Um contraste desnecessário

Para quem acreditava, como eu, que o Luiz Philippe Orleans e Bragança era o vice ideal para a candidatura de Jair Bolsonaro, sua preterição, em primeiro momento, pareceu um grande erro.

O príncipe, com suas qualidades pessoais, como sua erudição, sua polidez e sua aparência, parecia ser a pessoa perfeita para compor a chapa com um candidato tido, na imaginação de muitas pessoas, como um militar bronco, mal educado e de capacidades intelectuais limitadas.

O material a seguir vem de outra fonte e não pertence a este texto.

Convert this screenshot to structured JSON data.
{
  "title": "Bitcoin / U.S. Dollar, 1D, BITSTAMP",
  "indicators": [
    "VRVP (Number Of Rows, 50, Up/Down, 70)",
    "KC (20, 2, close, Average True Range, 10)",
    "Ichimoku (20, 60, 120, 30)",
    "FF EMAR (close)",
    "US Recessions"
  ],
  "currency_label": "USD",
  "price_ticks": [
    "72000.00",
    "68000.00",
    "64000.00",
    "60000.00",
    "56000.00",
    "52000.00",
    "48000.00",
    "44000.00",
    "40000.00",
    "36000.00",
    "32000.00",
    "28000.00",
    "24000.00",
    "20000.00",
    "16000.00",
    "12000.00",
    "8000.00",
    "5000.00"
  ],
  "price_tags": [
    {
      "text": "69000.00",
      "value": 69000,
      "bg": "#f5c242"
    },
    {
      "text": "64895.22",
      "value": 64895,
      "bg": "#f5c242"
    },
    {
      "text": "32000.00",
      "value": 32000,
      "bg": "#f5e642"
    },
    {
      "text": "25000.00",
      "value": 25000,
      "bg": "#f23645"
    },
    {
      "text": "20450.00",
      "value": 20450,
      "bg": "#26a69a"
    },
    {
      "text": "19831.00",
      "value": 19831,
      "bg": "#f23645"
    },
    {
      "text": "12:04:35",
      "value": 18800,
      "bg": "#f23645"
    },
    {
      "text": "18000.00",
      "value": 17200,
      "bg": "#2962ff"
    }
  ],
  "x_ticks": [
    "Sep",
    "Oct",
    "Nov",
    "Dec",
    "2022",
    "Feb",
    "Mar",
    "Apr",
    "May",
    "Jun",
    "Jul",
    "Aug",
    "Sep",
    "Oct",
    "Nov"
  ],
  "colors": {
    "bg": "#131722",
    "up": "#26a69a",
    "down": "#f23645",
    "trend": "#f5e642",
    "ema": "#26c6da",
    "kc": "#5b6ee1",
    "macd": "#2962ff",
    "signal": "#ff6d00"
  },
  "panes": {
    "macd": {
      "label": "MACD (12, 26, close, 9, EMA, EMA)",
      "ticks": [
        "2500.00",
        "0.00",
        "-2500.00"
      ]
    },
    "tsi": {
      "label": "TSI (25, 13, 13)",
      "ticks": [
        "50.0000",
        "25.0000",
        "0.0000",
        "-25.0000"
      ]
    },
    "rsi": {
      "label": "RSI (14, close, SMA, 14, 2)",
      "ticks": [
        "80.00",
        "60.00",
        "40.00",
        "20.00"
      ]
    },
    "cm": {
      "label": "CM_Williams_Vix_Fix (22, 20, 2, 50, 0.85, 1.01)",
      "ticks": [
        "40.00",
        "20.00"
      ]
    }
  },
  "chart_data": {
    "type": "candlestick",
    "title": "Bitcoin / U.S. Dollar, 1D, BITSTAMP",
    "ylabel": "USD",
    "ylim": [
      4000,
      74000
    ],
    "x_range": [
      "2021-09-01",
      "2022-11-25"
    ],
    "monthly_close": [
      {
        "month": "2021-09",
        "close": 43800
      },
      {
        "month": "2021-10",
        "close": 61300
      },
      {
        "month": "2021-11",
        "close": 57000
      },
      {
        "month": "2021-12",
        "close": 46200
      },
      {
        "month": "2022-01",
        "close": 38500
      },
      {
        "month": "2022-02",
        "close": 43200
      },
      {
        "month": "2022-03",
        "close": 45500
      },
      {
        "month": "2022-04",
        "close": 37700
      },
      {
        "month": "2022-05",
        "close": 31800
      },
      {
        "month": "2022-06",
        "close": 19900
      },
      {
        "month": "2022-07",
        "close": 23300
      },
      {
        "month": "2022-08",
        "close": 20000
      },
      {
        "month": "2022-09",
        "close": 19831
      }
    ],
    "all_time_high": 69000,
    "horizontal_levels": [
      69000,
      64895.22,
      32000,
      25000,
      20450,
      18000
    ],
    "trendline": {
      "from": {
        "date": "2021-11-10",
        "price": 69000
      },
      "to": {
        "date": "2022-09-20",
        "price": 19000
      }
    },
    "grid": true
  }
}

Tudo isso levou muita gente a esperar que a escolha de Luiz Philippe – a qual, aliás, havia sido dada quase como certa pelo próprio Bolsonaro -, além de ser a mais óbvia, cairia como uma luva para quem tem como desafio conquistar uma parcela do eleitorado que ainda tem algumas suspeitas sobre sua capacidade e temperança.

No entanto, analisando em retrospectiva, posso dizer, com segurança, que a escolha, para a vice-presidência, por um general, com imagem de ser linha-dura, de aspectos rudes e de uma patente militar superior, foi a mais inteligente, considerando o aspecto persuasivo dos efeitos dessa decisão.

Isso porque deve-se levar em conta que, a maioria das pessoas, não decide em quem vai votar por meio de um processo totalmente racional. Pelo contrário, há muito de empatia, simpatia e identificação que determinam essa escolha e que são racionalizadas depois.

E, em relação à percepção, há ainda a força do contraste, que é, invariavelmente, determinante para discernirmos se algo é bom ou ruim, bonito ou feio, caro ou barato. Saia com pessoas mais feias que você e certamente irão começar a achar que você é bonito, de alguma maneira. Saia com as mais bonitas e você será tido por feio. É assim que reagimos, sempre.

No caso de Bolsonaro, a escolha do príncipe, apesar de trazer um elemento de nobreza e distinção à campanha, com muito mais certeza apresentaria um contraste que poderia ser fatal para ela. Ao lado de Luiz Philippe, Bolsonaro pareceria mais bruto, menos inteligente, menos cordial. Ao ver o capitão e o príncipe lado a lado, mais do que forças adicionais, os eleitores perceberiam um contraste marcante, o que faria com que aquelas características do Bolsonaro que precisariam ser aliviadas, a fim de conquistar uma parcela dos eleitores indecisos, fossem, na verdade, realçadas.

Com a escolha do general acontece exatamente o contrário. Ao lado de Hamilton Mourão, Bolsonaro parece mais moderado, mais educado, mais palatável às mentes mais sensíveis. Com um general ao lado, o capitão soa muito menos agressivo e, assim, muito mais aceitável aos olhos de quem ainda não se decidiu por ele.

Por isso, a escolha do general, em vez do príncipe, para a vice-presidência, pode ter sido uma grande jogada feita pela campanha eleitoral de Jair Bolsonaro.